Because of technological advancement and the information age, many ailments are now treatable and even preventable. And yet in our part of the world, people and particularly children in our rural communities continue to die from the simplest of causes. While some of these unfortunate deaths are attributed to ignorance, many have resulted from lack of access to basic services and the exorbitant costs of medical care. Last week, I linked up with our partners in the Rotary-USAID WASH Programme to commemorate the World Toilet Day in Jinja. Did you know that close to 200,000 children under the age of five die each year in Uganda, mostly due to malaria, pneumonia and diarrheal diseases? And this is largely due to poor sanitation and waste disposal methods.
 
Over the last two decades, Rotarians in Tanzania and Uganda have made significant investments in the health sector. Today we boast of state of the art Cancer treatment centres at Nsambya and Muhimbili hospitals as well as the Blood Bank at Mengo Hospital. But these are only a fraction of the health centres and hospitals that have been constructed, rehabilitated and equipped by Rotary clubs in our district.

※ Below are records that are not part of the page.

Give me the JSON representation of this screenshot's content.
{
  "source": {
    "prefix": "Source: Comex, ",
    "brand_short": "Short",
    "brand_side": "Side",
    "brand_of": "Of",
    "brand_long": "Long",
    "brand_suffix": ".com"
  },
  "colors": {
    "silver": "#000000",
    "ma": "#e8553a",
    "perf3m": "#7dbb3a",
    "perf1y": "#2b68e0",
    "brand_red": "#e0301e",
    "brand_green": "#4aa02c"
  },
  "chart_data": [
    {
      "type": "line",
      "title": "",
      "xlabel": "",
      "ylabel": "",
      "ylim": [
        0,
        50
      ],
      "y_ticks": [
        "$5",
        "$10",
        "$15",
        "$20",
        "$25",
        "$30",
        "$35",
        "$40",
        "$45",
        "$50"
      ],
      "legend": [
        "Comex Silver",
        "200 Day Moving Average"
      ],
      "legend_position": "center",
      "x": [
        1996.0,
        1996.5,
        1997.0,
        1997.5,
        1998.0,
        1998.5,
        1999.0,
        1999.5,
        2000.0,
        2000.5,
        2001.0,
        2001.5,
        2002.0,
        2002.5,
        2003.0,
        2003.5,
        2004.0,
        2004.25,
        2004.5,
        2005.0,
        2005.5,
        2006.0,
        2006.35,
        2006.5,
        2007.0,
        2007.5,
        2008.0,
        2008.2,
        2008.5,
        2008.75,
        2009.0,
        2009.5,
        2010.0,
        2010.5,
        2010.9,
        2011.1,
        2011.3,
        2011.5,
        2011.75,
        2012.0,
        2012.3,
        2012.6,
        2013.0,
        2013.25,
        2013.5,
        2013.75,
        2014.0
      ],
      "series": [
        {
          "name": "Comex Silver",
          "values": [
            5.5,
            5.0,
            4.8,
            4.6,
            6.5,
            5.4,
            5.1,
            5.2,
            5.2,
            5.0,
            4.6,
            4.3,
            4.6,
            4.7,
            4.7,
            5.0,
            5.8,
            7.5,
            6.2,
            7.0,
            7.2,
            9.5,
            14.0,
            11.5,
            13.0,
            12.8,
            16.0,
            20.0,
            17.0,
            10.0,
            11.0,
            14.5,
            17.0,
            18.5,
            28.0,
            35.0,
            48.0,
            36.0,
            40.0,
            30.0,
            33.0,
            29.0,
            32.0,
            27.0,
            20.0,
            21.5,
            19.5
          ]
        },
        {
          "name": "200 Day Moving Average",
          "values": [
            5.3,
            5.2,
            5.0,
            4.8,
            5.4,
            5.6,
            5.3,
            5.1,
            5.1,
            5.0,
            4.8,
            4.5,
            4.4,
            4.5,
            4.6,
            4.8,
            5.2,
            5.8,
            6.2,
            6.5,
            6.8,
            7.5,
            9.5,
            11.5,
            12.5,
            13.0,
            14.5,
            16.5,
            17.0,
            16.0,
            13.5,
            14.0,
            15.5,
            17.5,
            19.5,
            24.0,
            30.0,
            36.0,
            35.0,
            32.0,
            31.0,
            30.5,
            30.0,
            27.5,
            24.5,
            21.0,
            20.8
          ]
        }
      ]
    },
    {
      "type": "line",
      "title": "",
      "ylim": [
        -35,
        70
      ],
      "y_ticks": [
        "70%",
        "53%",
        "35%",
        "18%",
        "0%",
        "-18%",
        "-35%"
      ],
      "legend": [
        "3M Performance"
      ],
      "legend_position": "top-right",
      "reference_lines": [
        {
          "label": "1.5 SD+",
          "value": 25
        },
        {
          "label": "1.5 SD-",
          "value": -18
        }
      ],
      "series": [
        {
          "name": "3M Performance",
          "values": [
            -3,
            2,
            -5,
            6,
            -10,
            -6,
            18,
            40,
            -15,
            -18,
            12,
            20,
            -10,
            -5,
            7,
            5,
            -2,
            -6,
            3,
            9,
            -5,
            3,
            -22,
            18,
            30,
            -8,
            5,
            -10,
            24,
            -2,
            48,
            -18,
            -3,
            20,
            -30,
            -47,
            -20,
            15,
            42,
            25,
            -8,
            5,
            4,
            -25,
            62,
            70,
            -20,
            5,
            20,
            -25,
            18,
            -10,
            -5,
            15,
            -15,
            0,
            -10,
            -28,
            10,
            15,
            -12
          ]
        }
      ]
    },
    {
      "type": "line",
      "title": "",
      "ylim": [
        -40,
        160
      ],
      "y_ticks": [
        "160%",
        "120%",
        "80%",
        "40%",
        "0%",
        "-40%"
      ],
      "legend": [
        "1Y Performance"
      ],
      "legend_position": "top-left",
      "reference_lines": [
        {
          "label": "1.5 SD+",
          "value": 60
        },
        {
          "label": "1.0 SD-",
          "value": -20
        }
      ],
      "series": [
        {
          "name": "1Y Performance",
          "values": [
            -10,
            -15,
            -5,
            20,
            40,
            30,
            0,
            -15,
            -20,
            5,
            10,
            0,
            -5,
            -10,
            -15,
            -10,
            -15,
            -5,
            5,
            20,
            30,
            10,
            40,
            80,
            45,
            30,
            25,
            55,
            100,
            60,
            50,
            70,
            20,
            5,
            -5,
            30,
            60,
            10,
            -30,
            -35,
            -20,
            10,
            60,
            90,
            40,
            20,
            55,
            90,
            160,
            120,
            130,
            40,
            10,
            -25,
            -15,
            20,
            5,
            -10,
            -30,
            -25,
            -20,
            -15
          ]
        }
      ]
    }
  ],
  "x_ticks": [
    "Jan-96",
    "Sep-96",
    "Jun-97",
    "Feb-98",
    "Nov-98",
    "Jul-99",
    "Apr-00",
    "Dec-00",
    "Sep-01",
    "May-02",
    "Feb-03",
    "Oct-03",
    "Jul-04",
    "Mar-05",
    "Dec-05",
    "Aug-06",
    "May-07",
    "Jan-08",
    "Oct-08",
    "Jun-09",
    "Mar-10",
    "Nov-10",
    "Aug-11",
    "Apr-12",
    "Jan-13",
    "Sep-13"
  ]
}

We have also conducted numerous health camps for communities across our district; and these efforts are collectively contributing to better health care for our people. Even then, the cost of delivering and accessing these services remains high.
 
And so during this month, I would like to urge all Rotary Clubs to give more attention to the more cost effective option – Disease Prevention. I am requesting you to engage your communities more actively on better health seeking behavior to prevent disease. For example in addition to immunization against polio and other child killer diseases that are a regular feature of our Rotary Family Health Days – let us step up health education campaigns. Let us promote simple things like boiling drinking water and hand washing in our WASH projects. Let us take advantage of initiatives such as the Rotarian Malaria Partners programmes to promote the universal usage of mosquito nets.
 
But as they say, you can’t give what you don’t have. We are entering a season of indulgence, when the risk of non-communicable diseases rises significantly. So again, I would like to encourage you to enjoy the festive season mindfully and to include in your 2020 resolutions, life style modifications that will ensure that you are fit and healthy enough to continue serving your community through Rotary.
 
Like myself, I hope you will use this season to spend some quality time with your families. Rotary activities often take up a lot of our time. But we must remember that there is no Rotary without the family. Our family members should not be made to feel like we are replacing them with Rotary. Rather, let them know that we are adding Rotary to the family to create a happier and more inclusive world.
 
Brenda, the girls and I, wish you all a Merry Christmas and happy holidays.